With a couple of drinks under his belt, he puts that thought aside and goes back to considering how much he had to do with the ways his marriages turned out. The quiet of this little town with its raging cows and Saturday night rumbles has given him plenty of time to wonder about that.
Enough. Lucius stands, picks up his cap and pulls it onto his head, gets his keys out to lock up as he walks out. Clive Cussler is waiting at home.
Chapter Seventeen
Sunday Morning: Tide Pool
Lou
The beach house deck faces the ocean, and the yellow early-morning sky is reflected on the slack waters, orange lazy wavelets, green glowing depths. It’s chilly outside and will be until the sun makes its way to it, but the afghan helps. Lou’s nose is cold, and she wipes it on her pajama sleeve. She doesn’t bother being sneaky about it; the other two are still asleep and will be until she starts a pot of coffee.
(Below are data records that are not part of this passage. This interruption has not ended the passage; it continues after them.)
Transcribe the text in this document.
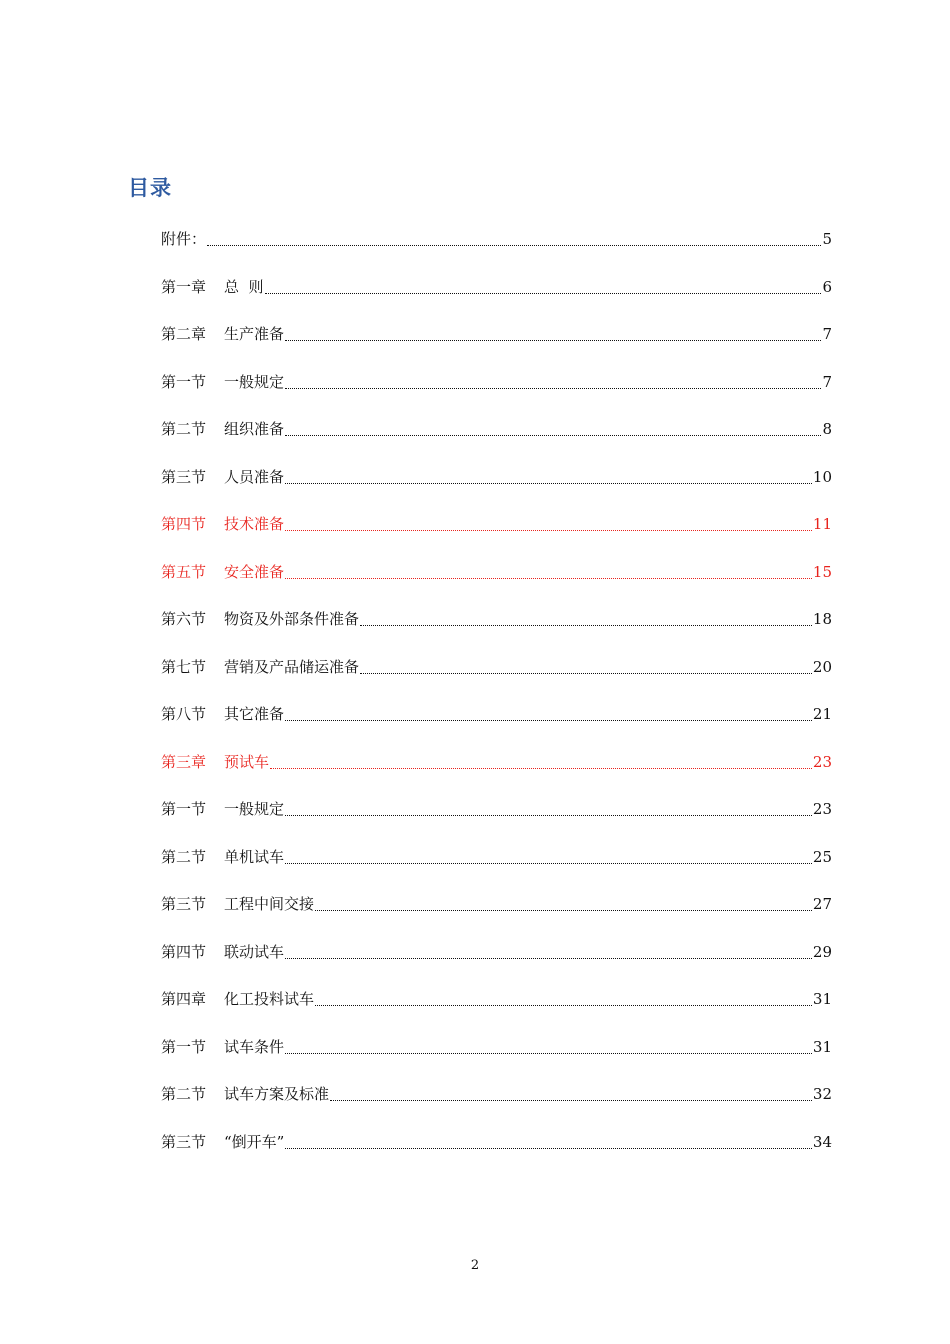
目录
附件：	5
第一章 总  则	6
第二章 生产准备	7
第一节 一般规定	7
第二节 组织准备	8
第三节 人员准备	10
第四节 技术准备	11
第五节 安全准备	15
第六节 物资及外部条件准备	18
第七节 营销及产品储运准备	20
第八节 其它准备	21
第三章 预试车	23
第一节 一般规定	23
第二节 单机试车	25
第三节 工程中间交接	27
第四节 联动试车	29
第四章 化工投料试车	31
第一节 试车条件	31
第二节 试车方案及标准	32
第三节 “倒开车”	34
2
She has held off in order to be quiet for a moment, to think about the situation. She wants to call Susan, ask her advice, but she knows what her friend will
say. “You’ve been buddies for almost fifty years, sweetie. You can’t back out now.”
It isn’t that she wants to back out. Well, she would like to not even know about it, of course, to be in her garden on the mountain, mulching and whistling at the birds in the firs above her head. But she owes Madge. When everyone else thought Lou was crazy to walk out of a thirty-year marriage, Madge told her that she was brave. “It’s chance to find out, finally, who you are.” Lou had used those words as an antidote in the guilt-sick months after she had abandoned her old life. When she needed to talk, Madge listened and cheered her on, and Lou had begun to discover pieces of herself, hidden, waiting.
Lou stirs, opens the blanket and steps to the wooden rail in front of her. She inhales the misty cold, fills her chest. “Probably about time everyone else found me, too,” she whispers and wonders how she’ll tell them.
“Thought you’d have the coffee on by now.” Jackie is pouring coffee grounds willy-nilly into the paper filter. “I need a barrel of it after last night. Was I bad? I don’t remember saying anything I shouldn’t have. All three of us seemed a little unhinged, probably still are. For good reason, damn.” As she waits for the coffee, she reaches for a book on the counter. “Madge’s? I haven’t read this one. Old Ladies’ Home. What’s it about?”